The second concept involves the action of “selective sharing”. This is the act of taking real information that just happens to coincidentally support the views of a particular group, and sharing that information widely without relevant supporting context. In this way, people can be susceptible to forming opinions based on misleading facts—misleading because they do not paint a complete picture of the truth. Misinformation can outrun the truth because in some cases, misinformation can actually be truthful. Context is what can fool people, and a lack of context can turn facts into half-truths. But in this day and age, people don’t always stop to consider the context.
Finally, the third idea Professor O’Connor addressed is centered on the human and societal desire for fairness, and actually incorporates a former broadcasting principle called the Fairness Doctrine. This is rooted in a person’s desire to hear from both sides of an argument. In broadcasting it was a policy by which two sides of an issue were required to receive equal amounts of coverage time in the news.
Unfortunately, while fairness is important, this practice had the unintended effect of making it easier for false information to spread more quickly.
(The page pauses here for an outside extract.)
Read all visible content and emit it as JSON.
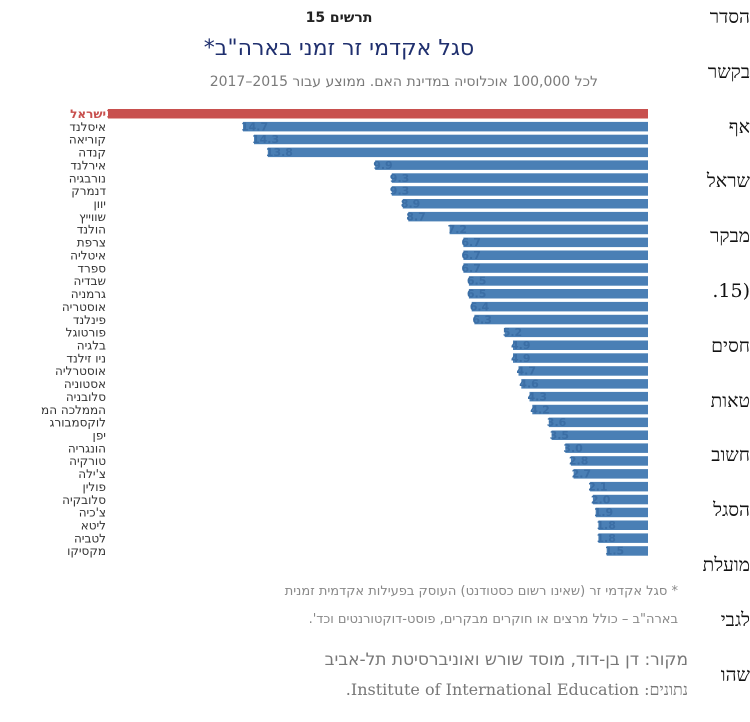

Not every debate can have two equally valid sides, and by giving equal attention to both sides of a discussion, the impression can be given that both sides are equally valid, even when one is clearly correct.
Even after the official Fairness Doctrine was retired in 2011, many journalists continue to subscribe to the fairness idea. The result for misinformation can be seen, for example, in the enduring debate over climate change despite the clearly-settled science that proves it exists.
Understanding the psychology of misinformation is critical for communicators who must combat it. A traditional belief in “fairness” may need to be modified to call out wat is true. Encouraging critical thinking can help people break free of the conformity bias. Curators of news can call out facts, rather than just presenting information.
How else do you think we can combat the epidemic of misinformation?